Wie modern sind wir eigentlich?

Parlamentssitzung in 1803 (ja, vor mehr als 200 Jahre), mit der Frage, wie ein Schuldenproblem mit mehr Schulden bekämpft werden kann.

The fundamental principle of all governments on this subject ought to be, that credit and circulation, if undisturbed by legislative interference, will invariably find their own level. Whenever any temporary purpose (as must sometimes happen) induces a departure from this principle, the misfortune is, that the first deviation too commonly leads to the necessity of a second, and so necessarily, until it becomes almost impossible to tread back the same steps, or to revert to the only wise system of policy on the subject. So it happened in this case.

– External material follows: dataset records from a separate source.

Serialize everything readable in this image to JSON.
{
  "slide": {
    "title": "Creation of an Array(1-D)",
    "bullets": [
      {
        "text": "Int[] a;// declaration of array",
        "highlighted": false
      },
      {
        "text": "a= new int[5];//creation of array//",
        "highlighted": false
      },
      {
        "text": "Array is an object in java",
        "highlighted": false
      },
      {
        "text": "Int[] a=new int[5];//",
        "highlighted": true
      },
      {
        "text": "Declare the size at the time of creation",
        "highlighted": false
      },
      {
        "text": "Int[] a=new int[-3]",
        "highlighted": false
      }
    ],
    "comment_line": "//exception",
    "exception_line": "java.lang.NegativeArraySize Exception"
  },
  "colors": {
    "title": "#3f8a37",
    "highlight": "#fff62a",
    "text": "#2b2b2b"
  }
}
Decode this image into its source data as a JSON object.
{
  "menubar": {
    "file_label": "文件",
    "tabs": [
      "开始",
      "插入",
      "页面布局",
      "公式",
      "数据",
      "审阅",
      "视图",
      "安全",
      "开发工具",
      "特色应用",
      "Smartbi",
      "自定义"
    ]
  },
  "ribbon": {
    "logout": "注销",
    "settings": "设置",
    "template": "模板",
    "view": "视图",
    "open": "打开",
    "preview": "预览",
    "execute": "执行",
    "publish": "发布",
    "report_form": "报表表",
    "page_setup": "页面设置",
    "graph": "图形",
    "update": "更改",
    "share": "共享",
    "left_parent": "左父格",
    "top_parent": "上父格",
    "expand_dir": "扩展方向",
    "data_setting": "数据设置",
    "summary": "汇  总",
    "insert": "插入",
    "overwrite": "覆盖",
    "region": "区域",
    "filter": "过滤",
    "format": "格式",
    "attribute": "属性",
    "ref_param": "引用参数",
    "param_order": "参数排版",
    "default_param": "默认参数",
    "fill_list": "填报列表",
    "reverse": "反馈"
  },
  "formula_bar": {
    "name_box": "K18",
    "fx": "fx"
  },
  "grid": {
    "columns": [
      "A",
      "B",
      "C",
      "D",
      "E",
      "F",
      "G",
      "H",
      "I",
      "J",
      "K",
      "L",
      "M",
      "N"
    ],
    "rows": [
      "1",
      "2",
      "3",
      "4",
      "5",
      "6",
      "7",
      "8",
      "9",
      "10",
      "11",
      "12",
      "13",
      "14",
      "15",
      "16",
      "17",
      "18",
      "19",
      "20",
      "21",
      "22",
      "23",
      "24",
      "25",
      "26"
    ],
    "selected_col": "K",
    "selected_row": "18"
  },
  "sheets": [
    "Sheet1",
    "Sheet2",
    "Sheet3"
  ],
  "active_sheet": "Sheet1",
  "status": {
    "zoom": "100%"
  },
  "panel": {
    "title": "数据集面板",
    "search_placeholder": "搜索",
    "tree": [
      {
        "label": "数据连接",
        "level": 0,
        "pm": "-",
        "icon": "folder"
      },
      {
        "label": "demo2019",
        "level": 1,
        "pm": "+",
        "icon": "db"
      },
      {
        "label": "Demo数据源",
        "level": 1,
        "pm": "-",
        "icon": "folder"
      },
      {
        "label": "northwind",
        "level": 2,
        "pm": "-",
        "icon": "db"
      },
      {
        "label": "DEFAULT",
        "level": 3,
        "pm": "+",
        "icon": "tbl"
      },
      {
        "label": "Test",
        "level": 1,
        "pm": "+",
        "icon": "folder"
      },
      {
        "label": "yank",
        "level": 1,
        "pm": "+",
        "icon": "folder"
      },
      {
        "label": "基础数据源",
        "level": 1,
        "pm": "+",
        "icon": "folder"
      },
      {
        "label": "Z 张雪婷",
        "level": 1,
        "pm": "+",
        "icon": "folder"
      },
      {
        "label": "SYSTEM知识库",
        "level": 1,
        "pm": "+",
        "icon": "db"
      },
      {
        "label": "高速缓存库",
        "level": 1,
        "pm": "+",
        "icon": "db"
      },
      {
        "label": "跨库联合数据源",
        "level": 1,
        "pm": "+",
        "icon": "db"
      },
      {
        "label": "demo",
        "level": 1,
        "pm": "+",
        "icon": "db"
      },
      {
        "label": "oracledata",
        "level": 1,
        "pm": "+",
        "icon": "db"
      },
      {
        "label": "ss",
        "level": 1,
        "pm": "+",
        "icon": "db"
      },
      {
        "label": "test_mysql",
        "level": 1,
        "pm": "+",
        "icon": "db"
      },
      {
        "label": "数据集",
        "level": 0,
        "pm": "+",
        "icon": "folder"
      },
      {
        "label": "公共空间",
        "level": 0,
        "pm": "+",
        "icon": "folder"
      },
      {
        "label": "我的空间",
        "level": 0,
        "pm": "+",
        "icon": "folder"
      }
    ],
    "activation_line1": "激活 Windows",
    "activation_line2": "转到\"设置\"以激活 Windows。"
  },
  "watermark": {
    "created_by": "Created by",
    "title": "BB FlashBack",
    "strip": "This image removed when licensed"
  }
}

Bankruptcies might thus, in some instances, be prevented; but, in the natural course of things, great, extensive, and ill founded speculation would bring on bankruptcies, which, in fact, are the natural correctives that apply to such evils. In such cases, therefore, the public ought not to interfere. Upon the whole, without giving any decided opinion as to his lordship’s remedies, I may say that, at present, I do not perceive that they apply to the evils proposed to be remedied, and that it appears to me, in fact, that the evil itself, if it be an evil, does not arise from the cause to which his lordship a-scribes it.